Closed. This question needs details or clarity. It is not currently accepting answers.
Want to improve this question? Add details and clarify the problem by editing this post.
Closed 3 years ago.
Improve this question
Adding the ability to print a decimal fixed-point number as hexadecimal in my general purpose library and realized i wasn't %100 sure how i should represent the fraction part of the number. A quick google search suggests i should:
Multiply by 16
Convert the integer part to hex and add it to the buffer
Get rid of the integer part
Repeat
As suggested here https://bytes.com/topic/c/answers/219928-how-convert-float-hex
This method is for floating-point (ieee 754 binary formats) and it works for that just fine. However, i tried to adopt this to my decimal fixed-point (scaled by 8) format, and after testing this approach on paper i noticed for some fractions (i.e. .7), this causes a repeating pattern of .B3333... and so on.
To me this looks very undesirable. I also wonder if this would case a loss in precision if i was to try to read this from a string into my fixed-point format.
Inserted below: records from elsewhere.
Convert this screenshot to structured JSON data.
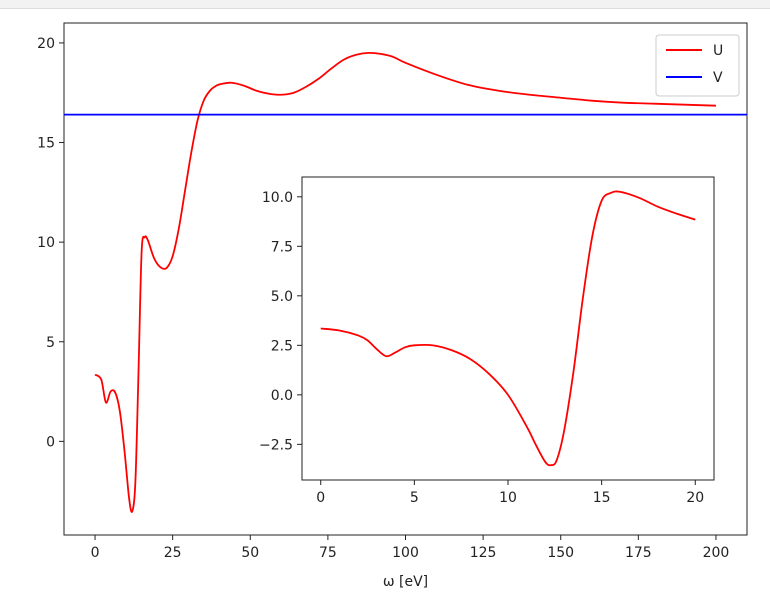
{
  "chart_data": [
    {
      "id": "main",
      "type": "line",
      "xlabel": "ω [eV]",
      "ylabel": "",
      "xlim": [
        -10,
        210
      ],
      "ylim": [
        -4.7,
        21
      ],
      "xticks": [
        0,
        25,
        50,
        75,
        100,
        125,
        150,
        175,
        200
      ],
      "yticks": [
        0,
        5,
        10,
        15,
        20
      ],
      "grid": false,
      "legend_position": "top-right",
      "series": [
        {
          "name": "U",
          "color": "#ff0000",
          "kind": "curve",
          "x": [
            0,
            2,
            3.5,
            5,
            6.5,
            8,
            9.5,
            11,
            12,
            13,
            14,
            15,
            16,
            17,
            19,
            21,
            23,
            25,
            27,
            29,
            31,
            33,
            35,
            37,
            39,
            41,
            44,
            48,
            52,
            56,
            60,
            64,
            68,
            72,
            76,
            80,
            84,
            88,
            92,
            96,
            100,
            110,
            120,
            130,
            140,
            150,
            160,
            170,
            180,
            190,
            200
          ],
          "y": [
            3.35,
            3.1,
            1.95,
            2.5,
            2.45,
            1.5,
            -0.5,
            -2.9,
            -3.5,
            -2.0,
            3.5,
            9.5,
            10.25,
            10.1,
            9.2,
            8.75,
            8.7,
            9.3,
            10.7,
            12.6,
            14.5,
            16.1,
            17.1,
            17.6,
            17.85,
            17.95,
            18.0,
            17.85,
            17.6,
            17.45,
            17.4,
            17.5,
            17.8,
            18.2,
            18.7,
            19.15,
            19.4,
            19.5,
            19.45,
            19.3,
            19.0,
            18.4,
            17.9,
            17.6,
            17.4,
            17.25,
            17.1,
            17.0,
            16.95,
            16.9,
            16.85
          ]
        },
        {
          "name": "V",
          "color": "#0000ff",
          "kind": "hline",
          "y": 16.4
        }
      ]
    },
    {
      "id": "inset",
      "type": "line",
      "xlim": [
        -1,
        21
      ],
      "ylim": [
        -4.3,
        11
      ],
      "xticks": [
        0,
        5,
        10,
        15,
        20
      ],
      "xtick_labels": [
        "0",
        "5",
        "10",
        "15",
        "20"
      ],
      "yticks": [
        -2.5,
        0.0,
        2.5,
        5.0,
        7.5,
        10.0
      ],
      "ytick_labels": [
        "−2.5",
        "0.0",
        "2.5",
        "5.0",
        "7.5",
        "10.0"
      ],
      "grid": false,
      "series": [
        {
          "color": "#ff0000",
          "kind": "curve",
          "x": [
            0,
            1,
            2,
            2.5,
            3,
            3.5,
            4,
            4.5,
            5,
            6,
            7,
            8,
            9,
            10,
            11,
            11.5,
            12,
            12.3,
            12.6,
            13,
            13.5,
            14,
            14.5,
            15,
            15.5,
            16,
            17,
            18,
            19,
            20
          ],
          "y": [
            3.35,
            3.25,
            3.0,
            2.75,
            2.3,
            1.95,
            2.15,
            2.4,
            2.5,
            2.5,
            2.25,
            1.8,
            1.05,
            0.0,
            -1.6,
            -2.55,
            -3.4,
            -3.55,
            -3.3,
            -1.8,
            1.2,
            4.9,
            8.0,
            9.8,
            10.2,
            10.25,
            9.95,
            9.5,
            9.15,
            8.85
          ]
        }
      ]
    }
  ]
}
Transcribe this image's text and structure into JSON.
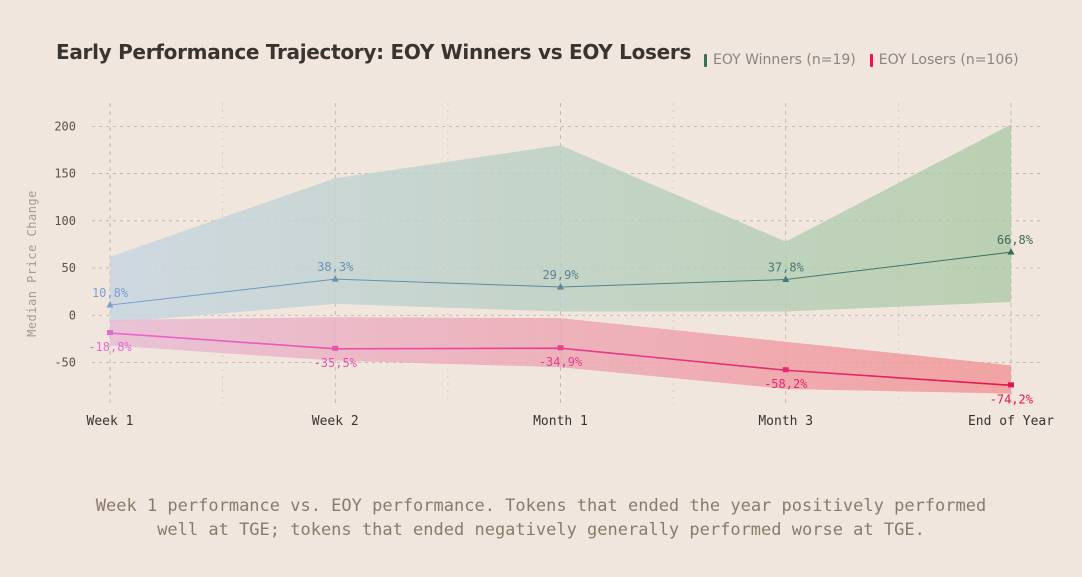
{
  "title": "Early Performance Trajectory: EOY Winners vs EOY Losers",
  "legend": {
    "winners_label": "EOY Winners (n=19)",
    "losers_label": "EOY Losers (n=106)",
    "winners_color": "#3d6b58",
    "losers_color": "#e0174e"
  },
  "caption": {
    "line1": "Week 1 performance vs. EOY performance. Tokens that ended the year positively performed",
    "line2": "well at TGE; tokens that ended negatively generally performed worse at TGE."
  },
  "chart_data": {
    "type": "line",
    "categories": [
      "Week 1",
      "Week 2",
      "Month 1",
      "Month 3",
      "End of Year"
    ],
    "ylabel": "Median Price Change",
    "xlabel": "",
    "ylim": [
      -95,
      230
    ],
    "yticks": [
      200,
      150,
      100,
      50,
      0,
      -50
    ],
    "grid": true,
    "series": [
      {
        "name": "EOY Winners (n=19)",
        "values": [
          10.8,
          38.3,
          29.9,
          37.8,
          66.8
        ],
        "labels": [
          "10,8%",
          "38,3%",
          "29,9%",
          "37,8%",
          "66,8%"
        ],
        "band_upper": [
          62,
          145,
          180,
          78,
          202
        ],
        "band_lower": [
          -8,
          12,
          4,
          4,
          14
        ],
        "color_start": "#7a9fd0",
        "color_end": "#3d6b58"
      },
      {
        "name": "EOY Losers (n=106)",
        "values": [
          -18.8,
          -35.5,
          -34.9,
          -58.2,
          -74.2
        ],
        "labels": [
          "-18,8%",
          "-35,5%",
          "-34,9%",
          "-58,2%",
          "-74,2%"
        ],
        "band_upper": [
          -5,
          -2,
          -3,
          -28,
          -53
        ],
        "band_lower": [
          -32,
          -48,
          -55,
          -78,
          -83
        ],
        "color_start": "#e86ad0",
        "color_end": "#e0174e"
      }
    ]
  }
}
Is there any reason why someone wouldn't print the fraction part like any other 2s complement hexadecimal number? i.e where 17535.564453 is printed as 447F.89CE5
While this is targeted at decimal fixed-point, I'm looking for a solution that can also be used by other real number formats such as ieee 754 binary.
Perhaps theres another alternative to these 2 methods. Any ideas?
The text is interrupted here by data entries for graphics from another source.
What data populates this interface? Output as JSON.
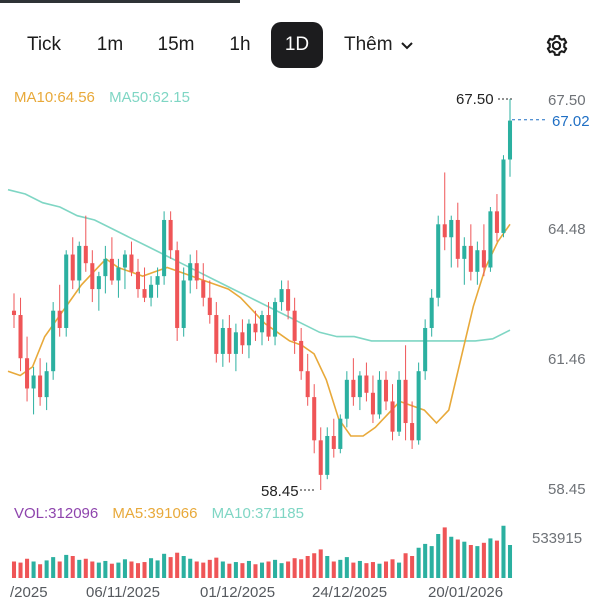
{
  "timeframe_tabs": [
    {
      "label": "Tick"
    },
    {
      "label": "1m"
    },
    {
      "label": "15m"
    },
    {
      "label": "1h"
    },
    {
      "label": "1D",
      "active": true
    }
  ],
  "more_label": "Thêm",
  "icons": {
    "settings": "gear-icon",
    "more": "chevron-down-icon"
  },
  "colors": {
    "up": "#2bb0a0",
    "down": "#ef5557",
    "ma10": "#e8a93a",
    "ma50": "#7fd6c4",
    "vol": "#8e44ad",
    "last_price": "#1f6fc4"
  },
  "indicators": {
    "ma10": "MA10:64.56",
    "ma50": "MA50:62.15"
  },
  "volume_legend": {
    "vol": "VOL:312096",
    "ma5": "MA5:391066",
    "ma10": "MA10:371185"
  },
  "chart_data": {
    "type": "candlestick",
    "price_axis": [
      "67.50",
      "64.48",
      "61.46",
      "58.45"
    ],
    "last_price": "67.02",
    "high_marker": "67.50",
    "low_marker": "58.45",
    "volume_axis": "533915",
    "date_labels": [
      "/2025",
      "06/11/2025",
      "01/12/2025",
      "24/12/2025",
      "20/01/2026"
    ],
    "ylim": [
      58.45,
      67.5
    ],
    "candles": [
      [
        62.6,
        63.0,
        62.2,
        62.5
      ],
      [
        62.5,
        62.9,
        61.2,
        61.5
      ],
      [
        61.5,
        62.0,
        60.5,
        60.8
      ],
      [
        60.8,
        61.3,
        60.2,
        61.1
      ],
      [
        61.1,
        61.5,
        60.4,
        60.6
      ],
      [
        60.6,
        61.4,
        60.3,
        61.2
      ],
      [
        61.2,
        62.8,
        61.0,
        62.6
      ],
      [
        62.6,
        63.2,
        62.0,
        62.2
      ],
      [
        62.2,
        64.0,
        62.0,
        63.9
      ],
      [
        63.9,
        64.3,
        63.1,
        63.3
      ],
      [
        63.3,
        64.2,
        63.0,
        64.1
      ],
      [
        64.1,
        64.8,
        63.5,
        63.7
      ],
      [
        63.7,
        64.0,
        62.8,
        63.1
      ],
      [
        63.1,
        63.5,
        62.6,
        63.4
      ],
      [
        63.4,
        64.1,
        63.0,
        63.8
      ],
      [
        63.8,
        64.3,
        63.2,
        63.3
      ],
      [
        63.3,
        63.8,
        62.9,
        63.6
      ],
      [
        63.6,
        64.0,
        63.1,
        63.9
      ],
      [
        63.9,
        64.2,
        63.4,
        63.5
      ],
      [
        63.5,
        63.8,
        62.9,
        63.1
      ],
      [
        63.1,
        63.6,
        62.8,
        62.9
      ],
      [
        62.9,
        63.4,
        62.7,
        63.2
      ],
      [
        63.2,
        63.6,
        62.9,
        63.4
      ],
      [
        63.4,
        64.9,
        63.2,
        64.7
      ],
      [
        64.7,
        64.9,
        63.8,
        64.0
      ],
      [
        64.0,
        64.2,
        61.9,
        62.2
      ],
      [
        62.2,
        63.6,
        62.0,
        63.3
      ],
      [
        63.3,
        63.9,
        63.0,
        63.7
      ],
      [
        63.7,
        64.0,
        63.1,
        63.3
      ],
      [
        63.3,
        63.7,
        62.7,
        62.9
      ],
      [
        62.9,
        63.3,
        62.3,
        62.5
      ],
      [
        62.5,
        62.8,
        61.4,
        61.6
      ],
      [
        61.6,
        62.4,
        61.3,
        62.2
      ],
      [
        62.2,
        62.5,
        61.4,
        61.6
      ],
      [
        61.6,
        62.3,
        61.2,
        62.1
      ],
      [
        62.1,
        62.4,
        61.6,
        61.8
      ],
      [
        61.8,
        62.4,
        61.5,
        62.3
      ],
      [
        62.3,
        62.6,
        61.9,
        62.1
      ],
      [
        62.1,
        62.6,
        61.8,
        62.5
      ],
      [
        62.5,
        62.8,
        61.9,
        62.0
      ],
      [
        62.0,
        62.9,
        61.8,
        62.8
      ],
      [
        62.8,
        63.3,
        62.6,
        63.1
      ],
      [
        63.1,
        63.3,
        62.4,
        62.6
      ],
      [
        62.6,
        62.9,
        61.6,
        61.9
      ],
      [
        61.9,
        62.2,
        61.0,
        61.2
      ],
      [
        61.2,
        61.6,
        60.4,
        60.6
      ],
      [
        60.6,
        60.9,
        59.3,
        59.6
      ],
      [
        59.6,
        59.9,
        58.45,
        58.8
      ],
      [
        58.8,
        59.9,
        58.7,
        59.7
      ],
      [
        59.7,
        60.1,
        59.2,
        59.4
      ],
      [
        59.4,
        60.2,
        59.3,
        60.1
      ],
      [
        60.1,
        61.2,
        59.9,
        61.0
      ],
      [
        61.0,
        61.5,
        60.4,
        60.6
      ],
      [
        60.6,
        61.2,
        60.3,
        61.1
      ],
      [
        61.1,
        61.4,
        60.5,
        60.7
      ],
      [
        60.7,
        61.1,
        60.0,
        60.2
      ],
      [
        60.2,
        61.2,
        60.1,
        61.0
      ],
      [
        61.0,
        61.2,
        60.3,
        60.5
      ],
      [
        60.5,
        60.9,
        59.6,
        59.8
      ],
      [
        59.8,
        61.2,
        59.7,
        61.0
      ],
      [
        61.0,
        61.8,
        59.6,
        60.0
      ],
      [
        60.0,
        60.5,
        59.4,
        59.6
      ],
      [
        59.6,
        61.4,
        59.5,
        61.2
      ],
      [
        61.2,
        62.4,
        61.0,
        62.2
      ],
      [
        62.2,
        63.1,
        62.0,
        62.9
      ],
      [
        62.9,
        64.8,
        62.7,
        64.6
      ],
      [
        64.6,
        65.8,
        64.0,
        64.3
      ],
      [
        64.3,
        64.8,
        63.6,
        64.7
      ],
      [
        64.7,
        65.1,
        63.6,
        63.8
      ],
      [
        63.8,
        64.3,
        63.2,
        64.1
      ],
      [
        64.1,
        64.6,
        63.3,
        63.5
      ],
      [
        63.5,
        64.2,
        63.2,
        64.0
      ],
      [
        64.0,
        64.6,
        63.4,
        63.6
      ],
      [
        63.6,
        65.0,
        63.5,
        64.9
      ],
      [
        64.9,
        65.3,
        64.2,
        64.4
      ],
      [
        64.4,
        66.2,
        64.3,
        66.1
      ],
      [
        66.1,
        67.5,
        65.7,
        67.0
      ]
    ],
    "ma10_line": [
      61.2,
      61.1,
      61.3,
      62.0,
      62.4,
      62.8,
      63.2,
      63.5,
      63.8,
      63.6,
      63.5,
      63.4,
      63.5,
      63.6,
      63.5,
      63.4,
      63.3,
      63.2,
      63.1,
      62.9,
      62.6,
      62.3,
      62.1,
      61.9,
      61.8,
      61.6,
      61.0,
      60.1,
      59.7,
      59.7,
      59.9,
      60.2,
      60.5,
      60.4,
      60.3,
      60.0,
      60.3,
      61.5,
      62.7,
      63.6,
      64.2,
      64.6
    ],
    "ma50_line": [
      65.4,
      65.3,
      65.1,
      65.0,
      64.8,
      64.7,
      64.5,
      64.3,
      64.1,
      63.9,
      63.7,
      63.5,
      63.3,
      63.1,
      62.9,
      62.7,
      62.5,
      62.3,
      62.1,
      62.0,
      62.0,
      61.9,
      61.9,
      61.9,
      61.9,
      61.9,
      61.9,
      61.9,
      61.95,
      62.15
    ],
    "volumes": [
      0.3,
      0.28,
      0.35,
      0.3,
      0.25,
      0.32,
      0.38,
      0.3,
      0.42,
      0.4,
      0.33,
      0.35,
      0.3,
      0.28,
      0.31,
      0.26,
      0.28,
      0.34,
      0.3,
      0.27,
      0.29,
      0.36,
      0.32,
      0.44,
      0.38,
      0.46,
      0.4,
      0.35,
      0.3,
      0.28,
      0.33,
      0.37,
      0.3,
      0.26,
      0.29,
      0.27,
      0.31,
      0.25,
      0.28,
      0.3,
      0.33,
      0.27,
      0.3,
      0.36,
      0.34,
      0.4,
      0.45,
      0.52,
      0.4,
      0.3,
      0.33,
      0.38,
      0.28,
      0.31,
      0.27,
      0.29,
      0.26,
      0.3,
      0.34,
      0.28,
      0.45,
      0.4,
      0.55,
      0.62,
      0.58,
      0.8,
      0.92,
      0.75,
      0.7,
      0.66,
      0.6,
      0.58,
      0.64,
      0.72,
      0.68,
      0.95,
      0.6
    ]
  }
}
Although the question asks about fixed-point, the C standard has some useful information in its information for the %a format for floating-point. C 2018 7.21.6.1 8 says:
… if the [user-requested] precision is missing and FLT_RADIX is not a power of 2, then the precision is sufficient to distinguish285) values of type double, except that trailing zeros may be omitted;…
Footnote 285 says:
The precision p is sufficient to distinguish values of the source type if 16p−1 > bn where b is FLT_RADIX and n is the number of base-b digits in the significand of the source type…
To see this intuitively, visualize the decimal fixed-point numbers on the real number line from 0 to 1. For each such number x, visualize a segment starting halfway toward the previous fixed-point number and ending halfway toward the next fixed-point number. All the points in that segment are closer to x than they are to the previous or next numbers, except for the endpoints. Now, consider where all the single-hexadecimal-digit numbers j/16 are. They lie in some of those segments. But, if there are 100 segments (from two-digit decimal numbers), most of the segments do not contain one of those single-hexadecimal-digit numbers. If you increase the number of hexadecimal digits, p, until 16p−1 > bn, then the spacing between the hexadecimal numbers is less than the width of the segments, and every segment contains a hexadecimal number.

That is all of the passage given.